"Un voyage de 20 000 lieues commence toujours par un premier pas"

Lao Tseu

dimanche 7 décembre 2014

L'AMAZONE

Pendant notre séjour en Guyane, nous nous sommes passionnés pour les fleuves et leurs animations. Le Maroni, l’Oiapoque, le Kourou, la Mana, l’Approuague, la Sinnamary (pour en citer quelques uns), nous ont conduit à travers la forêt tropicale et nous ont toujours impressionnés  par leur taille et leur volume imposant.

Pour nos premiers pas au Brésil, nous avons fait étape dans un petit village sur pilotis au bord de l’Amazone à proximité de la ville de Macapa. Nous avons été stupéfait par l’immensité de ce fleuve, véritable autoroute serpentant à travers le Brésil jusqu'à sa source péruvienne. 6992 kilomètres de longueur, 18 % du volume totale d'eau douce déversée dans les océans, jusqu'à 40 kilomètres de large à certains endroits, l'Amazone atteint 330 kilomètres de large dans son delta et déverse en moyenne 209 000 mètres cube d'eau à la seconde à son estuaire.
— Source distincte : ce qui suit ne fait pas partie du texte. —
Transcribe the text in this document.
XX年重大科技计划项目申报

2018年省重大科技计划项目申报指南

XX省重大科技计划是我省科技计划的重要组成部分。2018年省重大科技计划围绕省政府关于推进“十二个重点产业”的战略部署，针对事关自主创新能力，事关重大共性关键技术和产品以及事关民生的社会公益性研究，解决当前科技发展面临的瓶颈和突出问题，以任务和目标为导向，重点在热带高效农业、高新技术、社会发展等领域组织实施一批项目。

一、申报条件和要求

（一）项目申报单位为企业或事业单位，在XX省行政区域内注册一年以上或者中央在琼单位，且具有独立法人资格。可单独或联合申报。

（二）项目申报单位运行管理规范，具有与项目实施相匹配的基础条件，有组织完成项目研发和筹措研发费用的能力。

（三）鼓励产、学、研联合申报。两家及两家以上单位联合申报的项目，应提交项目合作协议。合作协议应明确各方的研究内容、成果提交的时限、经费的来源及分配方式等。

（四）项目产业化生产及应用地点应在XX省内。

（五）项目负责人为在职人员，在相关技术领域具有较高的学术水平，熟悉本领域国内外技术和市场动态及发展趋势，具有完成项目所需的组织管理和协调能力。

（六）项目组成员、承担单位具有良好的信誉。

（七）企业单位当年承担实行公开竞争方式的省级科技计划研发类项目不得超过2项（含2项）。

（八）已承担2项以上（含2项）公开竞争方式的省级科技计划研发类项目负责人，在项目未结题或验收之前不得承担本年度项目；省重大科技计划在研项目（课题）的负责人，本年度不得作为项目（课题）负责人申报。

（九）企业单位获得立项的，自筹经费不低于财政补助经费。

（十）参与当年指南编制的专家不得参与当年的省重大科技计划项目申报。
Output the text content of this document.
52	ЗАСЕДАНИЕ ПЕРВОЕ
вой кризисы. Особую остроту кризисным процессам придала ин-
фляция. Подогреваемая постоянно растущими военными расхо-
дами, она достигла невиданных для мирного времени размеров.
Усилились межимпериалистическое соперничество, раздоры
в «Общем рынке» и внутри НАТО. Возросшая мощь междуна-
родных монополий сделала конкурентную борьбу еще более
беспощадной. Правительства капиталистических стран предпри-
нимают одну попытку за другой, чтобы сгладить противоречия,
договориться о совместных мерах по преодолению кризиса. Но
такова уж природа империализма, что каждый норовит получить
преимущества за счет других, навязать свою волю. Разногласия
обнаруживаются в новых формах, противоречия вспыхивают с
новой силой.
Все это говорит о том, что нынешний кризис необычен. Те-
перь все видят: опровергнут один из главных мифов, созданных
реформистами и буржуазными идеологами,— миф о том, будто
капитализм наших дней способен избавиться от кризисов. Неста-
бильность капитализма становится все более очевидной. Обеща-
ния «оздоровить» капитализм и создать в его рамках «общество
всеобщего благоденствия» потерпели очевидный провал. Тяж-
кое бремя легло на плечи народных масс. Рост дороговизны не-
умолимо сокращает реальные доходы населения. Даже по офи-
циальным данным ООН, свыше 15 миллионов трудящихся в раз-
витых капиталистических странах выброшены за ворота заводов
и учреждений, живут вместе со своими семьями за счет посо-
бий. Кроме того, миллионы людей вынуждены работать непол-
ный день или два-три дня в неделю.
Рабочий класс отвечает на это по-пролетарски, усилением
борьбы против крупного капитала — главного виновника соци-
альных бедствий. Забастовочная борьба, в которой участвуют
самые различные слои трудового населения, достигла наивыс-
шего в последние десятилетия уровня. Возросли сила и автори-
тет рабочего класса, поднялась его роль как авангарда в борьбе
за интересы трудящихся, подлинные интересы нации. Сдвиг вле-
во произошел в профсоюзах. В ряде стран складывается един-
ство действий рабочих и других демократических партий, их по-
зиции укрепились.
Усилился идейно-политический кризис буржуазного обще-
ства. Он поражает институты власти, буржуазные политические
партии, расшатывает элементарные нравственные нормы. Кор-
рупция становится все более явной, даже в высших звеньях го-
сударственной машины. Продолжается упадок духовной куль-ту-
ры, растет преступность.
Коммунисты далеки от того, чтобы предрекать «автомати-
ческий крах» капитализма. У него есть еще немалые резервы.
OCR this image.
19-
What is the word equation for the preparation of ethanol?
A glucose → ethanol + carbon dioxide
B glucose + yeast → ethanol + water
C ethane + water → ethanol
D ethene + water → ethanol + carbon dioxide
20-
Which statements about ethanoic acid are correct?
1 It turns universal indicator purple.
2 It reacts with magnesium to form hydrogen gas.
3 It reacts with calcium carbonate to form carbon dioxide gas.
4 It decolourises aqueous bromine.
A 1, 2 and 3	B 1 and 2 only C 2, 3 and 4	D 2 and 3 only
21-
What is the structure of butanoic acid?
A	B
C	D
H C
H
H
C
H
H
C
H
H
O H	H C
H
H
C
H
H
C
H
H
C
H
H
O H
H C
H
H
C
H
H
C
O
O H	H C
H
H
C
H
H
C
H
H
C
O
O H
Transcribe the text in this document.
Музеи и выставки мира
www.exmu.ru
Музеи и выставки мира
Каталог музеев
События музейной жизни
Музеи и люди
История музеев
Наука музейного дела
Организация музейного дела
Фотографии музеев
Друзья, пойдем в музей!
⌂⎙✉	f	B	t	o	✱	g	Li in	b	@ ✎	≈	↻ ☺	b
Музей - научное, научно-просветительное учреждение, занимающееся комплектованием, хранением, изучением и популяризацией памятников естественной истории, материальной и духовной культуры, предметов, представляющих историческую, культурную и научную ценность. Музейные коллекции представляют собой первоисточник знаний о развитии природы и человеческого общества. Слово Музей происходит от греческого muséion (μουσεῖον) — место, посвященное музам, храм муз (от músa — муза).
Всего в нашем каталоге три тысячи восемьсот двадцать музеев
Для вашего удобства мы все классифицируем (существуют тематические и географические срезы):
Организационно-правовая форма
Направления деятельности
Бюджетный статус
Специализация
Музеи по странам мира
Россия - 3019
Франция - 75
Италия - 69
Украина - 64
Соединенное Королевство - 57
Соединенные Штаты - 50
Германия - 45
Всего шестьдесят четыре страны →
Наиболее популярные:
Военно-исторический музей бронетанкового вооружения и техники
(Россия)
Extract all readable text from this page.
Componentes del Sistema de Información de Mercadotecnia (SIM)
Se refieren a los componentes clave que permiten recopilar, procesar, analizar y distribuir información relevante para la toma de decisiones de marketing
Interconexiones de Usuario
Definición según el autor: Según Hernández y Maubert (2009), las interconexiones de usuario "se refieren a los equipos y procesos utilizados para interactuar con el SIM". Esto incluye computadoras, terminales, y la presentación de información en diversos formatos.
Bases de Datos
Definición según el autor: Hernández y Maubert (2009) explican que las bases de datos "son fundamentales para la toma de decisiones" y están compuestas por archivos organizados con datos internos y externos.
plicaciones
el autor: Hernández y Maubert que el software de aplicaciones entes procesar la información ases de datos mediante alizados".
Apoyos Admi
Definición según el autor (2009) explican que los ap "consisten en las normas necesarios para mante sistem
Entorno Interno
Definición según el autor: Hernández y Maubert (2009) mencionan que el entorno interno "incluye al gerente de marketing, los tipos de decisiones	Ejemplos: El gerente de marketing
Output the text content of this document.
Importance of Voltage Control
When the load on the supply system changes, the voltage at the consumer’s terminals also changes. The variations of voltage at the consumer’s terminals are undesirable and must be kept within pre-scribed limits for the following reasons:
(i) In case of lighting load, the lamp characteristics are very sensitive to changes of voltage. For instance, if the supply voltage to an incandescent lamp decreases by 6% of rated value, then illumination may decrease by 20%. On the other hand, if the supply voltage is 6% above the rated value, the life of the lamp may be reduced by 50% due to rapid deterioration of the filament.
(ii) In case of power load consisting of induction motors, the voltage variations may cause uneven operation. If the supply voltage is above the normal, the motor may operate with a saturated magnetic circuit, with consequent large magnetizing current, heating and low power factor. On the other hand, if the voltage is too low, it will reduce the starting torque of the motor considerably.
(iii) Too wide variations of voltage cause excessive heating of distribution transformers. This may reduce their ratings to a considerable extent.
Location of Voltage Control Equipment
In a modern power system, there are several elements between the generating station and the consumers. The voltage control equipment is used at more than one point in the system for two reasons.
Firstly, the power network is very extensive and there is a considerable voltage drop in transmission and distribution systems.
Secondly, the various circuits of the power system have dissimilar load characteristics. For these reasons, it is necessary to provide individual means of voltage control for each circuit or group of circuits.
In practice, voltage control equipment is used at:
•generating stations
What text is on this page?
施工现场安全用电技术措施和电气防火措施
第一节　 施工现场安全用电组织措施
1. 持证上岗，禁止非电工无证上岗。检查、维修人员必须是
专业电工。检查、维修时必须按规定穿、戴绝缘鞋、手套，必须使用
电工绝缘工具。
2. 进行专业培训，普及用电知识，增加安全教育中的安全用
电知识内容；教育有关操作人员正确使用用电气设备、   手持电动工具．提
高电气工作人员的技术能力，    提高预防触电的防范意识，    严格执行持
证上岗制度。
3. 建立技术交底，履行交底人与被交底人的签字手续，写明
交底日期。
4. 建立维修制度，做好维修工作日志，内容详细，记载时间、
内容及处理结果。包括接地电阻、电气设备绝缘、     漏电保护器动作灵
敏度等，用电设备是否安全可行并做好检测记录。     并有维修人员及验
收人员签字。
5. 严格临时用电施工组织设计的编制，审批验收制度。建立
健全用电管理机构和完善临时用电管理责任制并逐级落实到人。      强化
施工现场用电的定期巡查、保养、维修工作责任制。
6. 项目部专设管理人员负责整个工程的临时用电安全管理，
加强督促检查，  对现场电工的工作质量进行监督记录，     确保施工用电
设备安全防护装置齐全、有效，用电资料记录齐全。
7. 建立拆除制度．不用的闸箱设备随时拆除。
Des chiffres qui impressionnent et qui font passer le Rhin ou la Loire pour de petits ruisseaux.





 Nous avions dans l’idée, au départ de remonter jusqu'à Manaus, immense ville située au milieu de la forêt amazonienne, à 6 jours de bateau de notre lieu de départ mais notre choix s’est finalement porté sur la traversé du delta de l’Amazone pour rejoindre la ville de Belém située à l’Est du fleuve.

Dans la chaleur suffocante (nous étions sur l’équateur), nous nous sommes  tout d’abord attelés à trouver des hamacs car la traversée dure 24 heures. Notre billet en poche, nous avons pu accéder au Sao Francisco, gros bateau de deux étages où nous avons essayé de trouver un petit emplacement pour nos hamacs. Nous n’étions pas les premiers arrivés et une nuée de toiles tendues multicolores se dressaient au 1er étage du bateau, sorte de grand dortoir.


Il était 10 heures et l’heure du grand départ avait sonné. Nous avons quitté lentement le port de Santana, assis au sommet du bateau d’où nous avions une vue panoramique sur les longues étendues d’eau et de forêt. Nous suivions attentivement l’avancée de notre navire et nous observions toute l’animation du fleuve. Les cargos géants se mêlaient aux petites barques de pêcheurs, les habitations sur pilotis posées sur les nombreuses îles formaient de belles avancées dans l’eau d’où les enfants faisaient des signes aux bateaux qui passaient. De temps en temps, un dauphin d’eau douce, dénommé Tucuxi, venait caresser la surface de l’eau et nous étions émerveillés devant toute cette beauté.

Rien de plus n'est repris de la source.